Uploading user datasets to the RDM
Introduction
To generate accurate cropland and crop type maps, high quality reference data is indispensable for both training classification algorithms and validation of the final products. Therefore, WorldCereal would like to engage with global agricultural community to stimulate and facilitate opening and sharing of reference data.
Users can upload their datasets in their area of interest or in data poor regions to contribute to high quality global WorldCereal products, or generate their own custom, high quality maps.
Uploading through User Interface
Note that in order to be able to upload your dataset, you need to sign up for a Terrascope account. This is completely free of charge!
A user can upload a dataset using the RDM website. We provide an intuitive and AI assisted workflow to facilitate fast upload and harmonization of user datasets.
Please check out our tutorial video which guides you through this procedure step-by-step:
For completeness, the different steps have also been documented below.
Step 1: Dataset Qualification Check
The dataset must adhere to certain formats and contain minimum attributes. The user must ensure the dataset meets the following requirements before being able to continue:
Dataset should have spatial geometry.
Dataset must cover years 2017 onwards.
Dataset should have information on observation time.
If the answer for all the above questions is “yes” then the datset is qualified to be uploaded to the RDM. These checks are mainly to prevent errors later and ensure the data can be used for training/validating crop models.
Step 2: Dataset Upload Guidelines
Prepare the dataset according to below mentioned steps to upload successfully.
Supported Dataset Format.
Supported file formats: Shapefile, GeoPackage and GeoParquet.
Co-ordinate system should be EPSG 4326 (WGS_84 lat/lon).
Language: English.Dataset Naming.
Select an appropriate name for your dataset. Refer to this section for guidelines.
WorldCereal Crop Type Legend.
Crop type or land cover labels in your dataset need to be converted to the WorldCereal crop type legend to ensure compatibility with other datasets. You will be asked to select the dataset attribute containing the original labels. You will be guided to map these labels to the official WorldCereal crop type legend.

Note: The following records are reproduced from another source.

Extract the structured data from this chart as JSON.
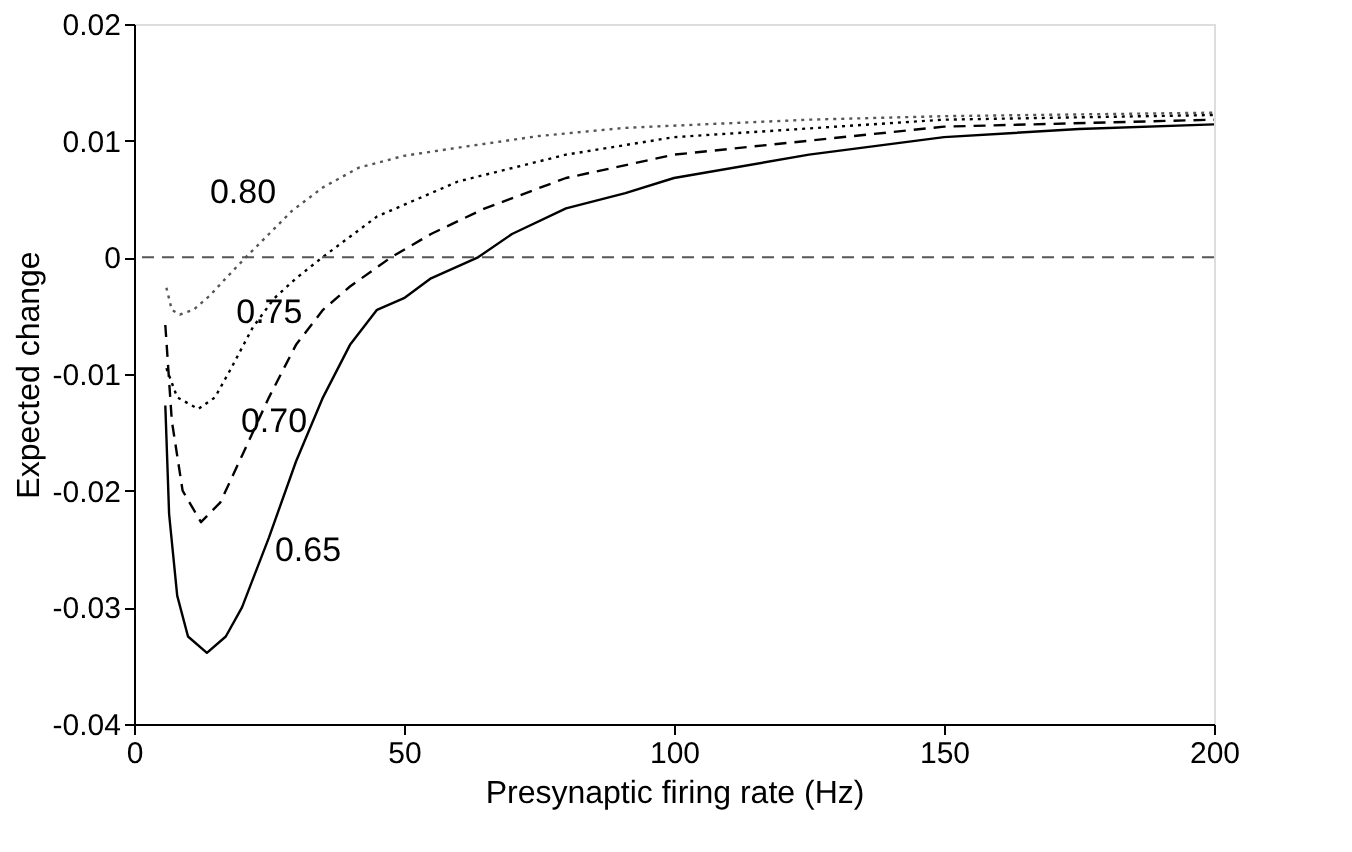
{
  "chart_data": {
    "type": "line",
    "xlabel": "Presynaptic firing rate (Hz)",
    "ylabel": "Expected change",
    "xlim": [
      0,
      200
    ],
    "xticks": [
      0,
      50,
      100,
      150,
      200
    ],
    "ylim": [
      -0.04,
      0.02
    ],
    "yticks": [
      -0.04,
      -0.03,
      -0.02,
      -0.01,
      0,
      0.01,
      0.02
    ],
    "grid": false,
    "series": [
      {
        "name": "0.65",
        "color": "#000000",
        "line_style": "solid",
        "x": [
          5.8,
          6.5,
          8,
          10,
          13.5,
          17,
          20,
          25,
          30,
          35,
          40,
          45,
          50,
          55,
          63.7,
          70,
          80,
          91,
          100,
          125,
          150,
          175,
          200
        ],
        "values": [
          -0.0127,
          -0.022,
          -0.029,
          -0.0325,
          -0.0339,
          -0.0325,
          -0.03,
          -0.024,
          -0.0175,
          -0.012,
          -0.0075,
          -0.0045,
          -0.0035,
          -0.0018,
          0,
          0.002,
          0.0042,
          0.0055,
          0.0068,
          0.0088,
          0.0103,
          0.011,
          0.0114
        ]
      },
      {
        "name": "0.70",
        "color": "#000000",
        "line_style": "dashed",
        "x": [
          5.8,
          7,
          9,
          12.4,
          16,
          20,
          25,
          30,
          35,
          40,
          47.6,
          55,
          65,
          80,
          100,
          150,
          200
        ],
        "values": [
          -0.0058,
          -0.014,
          -0.02,
          -0.0227,
          -0.021,
          -0.017,
          -0.012,
          -0.0075,
          -0.0045,
          -0.0025,
          0,
          0.002,
          0.0042,
          0.0068,
          0.0088,
          0.0112,
          0.0118
        ]
      },
      {
        "name": "0.75",
        "color": "#000000",
        "line_style": "dotted",
        "x": [
          6,
          8,
          11.9,
          15,
          18,
          22,
          26,
          30,
          34.9,
          45,
          60,
          80,
          100,
          150,
          200
        ],
        "values": [
          -0.0095,
          -0.012,
          -0.013,
          -0.012,
          -0.0095,
          -0.006,
          -0.0035,
          -0.0018,
          0,
          0.0035,
          0.0065,
          0.0088,
          0.0103,
          0.0118,
          0.0122
        ]
      },
      {
        "name": "0.80",
        "color": "#555555",
        "line_style": "dotted",
        "x": [
          6,
          7,
          8.5,
          11,
          14,
          17,
          20.7,
          25,
          29.3,
          35,
          41.7,
          50,
          60,
          75,
          91,
          125,
          150,
          200
        ],
        "values": [
          -0.0026,
          -0.0045,
          -0.0049,
          -0.0045,
          -0.0033,
          -0.0018,
          0,
          0.002,
          0.004,
          0.006,
          0.0077,
          0.0087,
          0.0094,
          0.0104,
          0.0111,
          0.0118,
          0.0121,
          0.0124
        ]
      }
    ],
    "ref_lines": [
      {
        "axis": "y",
        "value": 0,
        "color": "#555555",
        "line_style": "dashed"
      }
    ]
  }
}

Dataset attribute must be String or Integer type.Validity Time.
You will be asked to select the dataset attribute that contains the observation date for each individual sample. As an alternative, you will have the possibility to define one observation date for all observations. Refer to this document for specific guidelines. Dataset attribute must be Date type.
Irrigation Status (optional).
You will be asked to select the dataset attribute containing information on irrigation (if present). You will be guided to map the original irrigation labels to the WorldCereal irrigation legend. Dataset attribute must be String or Integer type.
Step 3: Dataset Upload
Next step is to upload the dataset, for this we need the following basic information:
Title: Full title describing the dataset.
Dataset ID: Consisting of min 3 and max 40 alphanumeric lower case characters, e.g. 2024kenyacopernicus4geoglam. For datasets to be shared with other users, we encourage to use our dataset naming convention. Note that unsupported characters will be automatically removed.
File: Dataset file in geoparquet (parquet) or geopackage(gpkg) or shape file (zipped)
After the file is uploaded successfully the RDM processes the file and automatically harmonizes and adds it to the community store as a fully private dataset.
Automated harmonization and Upload
Here we shortly describe the different steps the data goes through during automated harmonization:
Attribute Extraction: In this step RDM extract all the attribute names available in the uploaded dataset except geometry. This attribute list is presented to the user to choose which attribute needs to be selected for crop type, irrigation(optional) and observation date mapping.
Attribute Mapping: In this step the user is shown the AI based mapping done in RDM for Crop type and Irrigation. User can either accept the suggested mappings or modify them if needed.
Harmonization: This is last step before the dataset is harmonized to WorldCereal standards and assimilated into the community store.
The uploaded user dataset will be availabe to the user as a private dataset and will not be shared with either other users or with the consortium yet. To share with the consortium with suitable license users can select the “share with consortium” option available in the user dataset details page. Refer to this specific page for more details on dataset publication.
Webiste User Dataset upload demo
Using your data in the processing module
Users will be able to use the uploaded datasets to train cropland/crop type models in the processing module.
More details on this will be added once this functionality is fully operational.